Costa was born in the Azores but grew up on St. Thomas, living there in 1970-1989. He met his future wife, Laura Ramsay, in the 9th grade at Antilles School. After college he returned to St. Thomas and started Gold Creations, a jewelry shop in Drake's Passage. In the aftermath of Hurricane Hugo, he and his family moved to Port St. Lucie on Florida's East Coast, and six years ago they settled in Jacksonville, where today he once again owns a jewelry business.
Last year's sixth annual Bacchanal, on Singer Island on Florida's Gold Coast, was the biggest ever, attracting a good 400 people for the Saturday night pig roast. Later that night, when the call for someone to host Bacchanal 2002 came, Costa won cheers when he stepped forward to propose Jacksonville as the venue and himself as No. 1 volunteer.
While there are hordes of island expatriates in South Florida and a goodly number on the state's West Coast, they are fewer and farther between in the Jacksonville area, which is as far north as you can go without running into Georgia.
And so Costa's committee proved to be a close-knit one that had little problem getting together for meetings — himself; his wife, Laura; and their daughters, Jaime, 18, a St. Thomian; and Kasey, 17, who was born in Puerto Rico. Helping out with expertise and enthusiasm was Anne Lawrence Wray of Deerfield Beach, who organized the first two Bacchanals, held in a Fort Lauderdale park and was a mainstay of last year's committee.
A mass mailing promoting this year's event went out several months ago, but there was no web site, as there had been last year. Given today's predilection for electronic communication, "a lot of people were e-mailing Anne," Costa said on Thursday, "and she referred all the e-mails to me. She has been very helpful." He added, "It's been quite a challenge to try to keep up with the Bacchanal from last year. It was very upbeat; it was a great group."
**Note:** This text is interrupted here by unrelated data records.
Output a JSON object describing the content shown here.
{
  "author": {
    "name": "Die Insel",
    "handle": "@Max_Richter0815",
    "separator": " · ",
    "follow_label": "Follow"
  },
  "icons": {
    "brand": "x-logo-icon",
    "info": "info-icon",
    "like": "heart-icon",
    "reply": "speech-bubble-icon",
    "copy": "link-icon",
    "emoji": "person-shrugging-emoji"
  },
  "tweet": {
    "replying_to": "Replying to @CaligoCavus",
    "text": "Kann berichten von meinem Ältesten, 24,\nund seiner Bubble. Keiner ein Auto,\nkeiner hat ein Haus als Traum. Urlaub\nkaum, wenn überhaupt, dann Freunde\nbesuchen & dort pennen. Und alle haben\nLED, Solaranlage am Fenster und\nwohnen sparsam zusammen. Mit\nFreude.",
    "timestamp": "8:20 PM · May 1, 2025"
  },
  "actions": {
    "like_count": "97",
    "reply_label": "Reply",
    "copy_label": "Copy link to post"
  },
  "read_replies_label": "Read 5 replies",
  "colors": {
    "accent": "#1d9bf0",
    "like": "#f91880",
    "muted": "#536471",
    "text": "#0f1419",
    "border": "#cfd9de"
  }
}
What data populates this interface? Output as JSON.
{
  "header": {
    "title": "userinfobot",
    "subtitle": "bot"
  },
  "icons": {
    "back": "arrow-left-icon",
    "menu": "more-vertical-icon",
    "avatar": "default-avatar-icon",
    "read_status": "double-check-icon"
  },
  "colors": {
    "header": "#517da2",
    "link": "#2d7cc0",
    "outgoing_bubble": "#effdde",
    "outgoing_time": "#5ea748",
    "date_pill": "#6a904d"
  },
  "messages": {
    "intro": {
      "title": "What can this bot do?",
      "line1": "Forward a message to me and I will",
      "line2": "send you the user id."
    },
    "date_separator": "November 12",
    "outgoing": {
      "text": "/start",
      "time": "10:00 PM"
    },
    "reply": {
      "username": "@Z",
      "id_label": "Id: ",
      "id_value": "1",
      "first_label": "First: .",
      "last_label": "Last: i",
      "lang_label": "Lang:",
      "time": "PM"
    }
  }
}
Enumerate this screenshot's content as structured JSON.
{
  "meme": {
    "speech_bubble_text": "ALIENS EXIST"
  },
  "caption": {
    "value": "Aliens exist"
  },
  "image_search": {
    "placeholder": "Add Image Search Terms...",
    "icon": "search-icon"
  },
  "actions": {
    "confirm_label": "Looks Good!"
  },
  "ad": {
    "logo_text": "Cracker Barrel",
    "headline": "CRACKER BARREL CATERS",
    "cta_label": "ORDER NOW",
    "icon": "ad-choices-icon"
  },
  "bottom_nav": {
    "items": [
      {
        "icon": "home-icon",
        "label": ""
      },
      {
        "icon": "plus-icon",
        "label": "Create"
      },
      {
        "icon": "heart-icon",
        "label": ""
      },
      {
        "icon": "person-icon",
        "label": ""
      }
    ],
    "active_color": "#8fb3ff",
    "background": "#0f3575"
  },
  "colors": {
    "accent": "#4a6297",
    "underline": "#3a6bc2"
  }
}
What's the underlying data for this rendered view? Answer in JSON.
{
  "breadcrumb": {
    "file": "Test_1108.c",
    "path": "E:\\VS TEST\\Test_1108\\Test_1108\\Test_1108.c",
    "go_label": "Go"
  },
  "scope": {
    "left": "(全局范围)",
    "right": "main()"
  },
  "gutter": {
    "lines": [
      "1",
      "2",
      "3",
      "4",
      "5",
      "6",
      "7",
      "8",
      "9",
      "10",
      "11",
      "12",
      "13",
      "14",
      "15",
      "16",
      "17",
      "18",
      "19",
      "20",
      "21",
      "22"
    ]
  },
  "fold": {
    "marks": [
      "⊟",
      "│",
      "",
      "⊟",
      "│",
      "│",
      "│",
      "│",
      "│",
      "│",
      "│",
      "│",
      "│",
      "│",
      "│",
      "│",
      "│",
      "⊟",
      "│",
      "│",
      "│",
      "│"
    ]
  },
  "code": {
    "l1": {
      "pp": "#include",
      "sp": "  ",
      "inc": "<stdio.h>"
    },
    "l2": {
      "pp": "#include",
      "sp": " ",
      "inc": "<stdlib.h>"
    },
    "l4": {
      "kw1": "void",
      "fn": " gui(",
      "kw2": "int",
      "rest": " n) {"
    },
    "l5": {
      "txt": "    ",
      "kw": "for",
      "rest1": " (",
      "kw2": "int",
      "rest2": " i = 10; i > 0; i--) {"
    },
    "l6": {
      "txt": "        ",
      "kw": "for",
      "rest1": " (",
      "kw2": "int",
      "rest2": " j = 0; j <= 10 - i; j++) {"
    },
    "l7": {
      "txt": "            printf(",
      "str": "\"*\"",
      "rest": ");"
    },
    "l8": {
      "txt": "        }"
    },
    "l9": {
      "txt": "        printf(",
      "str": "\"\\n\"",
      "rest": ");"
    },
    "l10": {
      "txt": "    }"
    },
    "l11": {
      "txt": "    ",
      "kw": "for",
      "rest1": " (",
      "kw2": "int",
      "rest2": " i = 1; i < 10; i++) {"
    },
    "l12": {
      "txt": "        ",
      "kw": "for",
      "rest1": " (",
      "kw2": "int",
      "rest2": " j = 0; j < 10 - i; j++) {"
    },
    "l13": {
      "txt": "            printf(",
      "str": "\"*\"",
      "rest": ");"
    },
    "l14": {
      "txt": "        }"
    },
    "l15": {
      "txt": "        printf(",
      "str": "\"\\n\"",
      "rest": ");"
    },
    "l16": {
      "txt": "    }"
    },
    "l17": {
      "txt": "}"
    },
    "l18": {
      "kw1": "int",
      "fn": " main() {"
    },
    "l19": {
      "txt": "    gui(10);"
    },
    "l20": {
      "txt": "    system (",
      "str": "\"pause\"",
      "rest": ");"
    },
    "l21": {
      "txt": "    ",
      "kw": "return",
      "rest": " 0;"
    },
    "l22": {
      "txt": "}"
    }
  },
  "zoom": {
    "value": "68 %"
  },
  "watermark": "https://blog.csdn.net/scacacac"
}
About 180 people had registered as of Thursday, Costa said, among them neo-Jacksonvilleans Axel Heimer Jr., B.J. Honkamp, Emely and Alexis Kuschneret, Brian and Lori Steers and Laura Costa's mother, Rita Ramsay — who has a vacation home there. Booked direct from St. Thomas were Ramsay's daughter Nancy Berry and Lee Ann LaCesa. Those registered from the farthest away on the mainland were Frank McLaughlin from Connecticut and the Arenas from Massachusetts.
Jacksonville being so far north in a very vertical state posed a challenge, "no doubt about it," as far as attracting residents traveling by car, Costa said. "But we have been selling it as an attractive place to visit, with lots to do — sightseeing, golfing, shopping, great restaurants."
In other words, a lot like St. Thomas.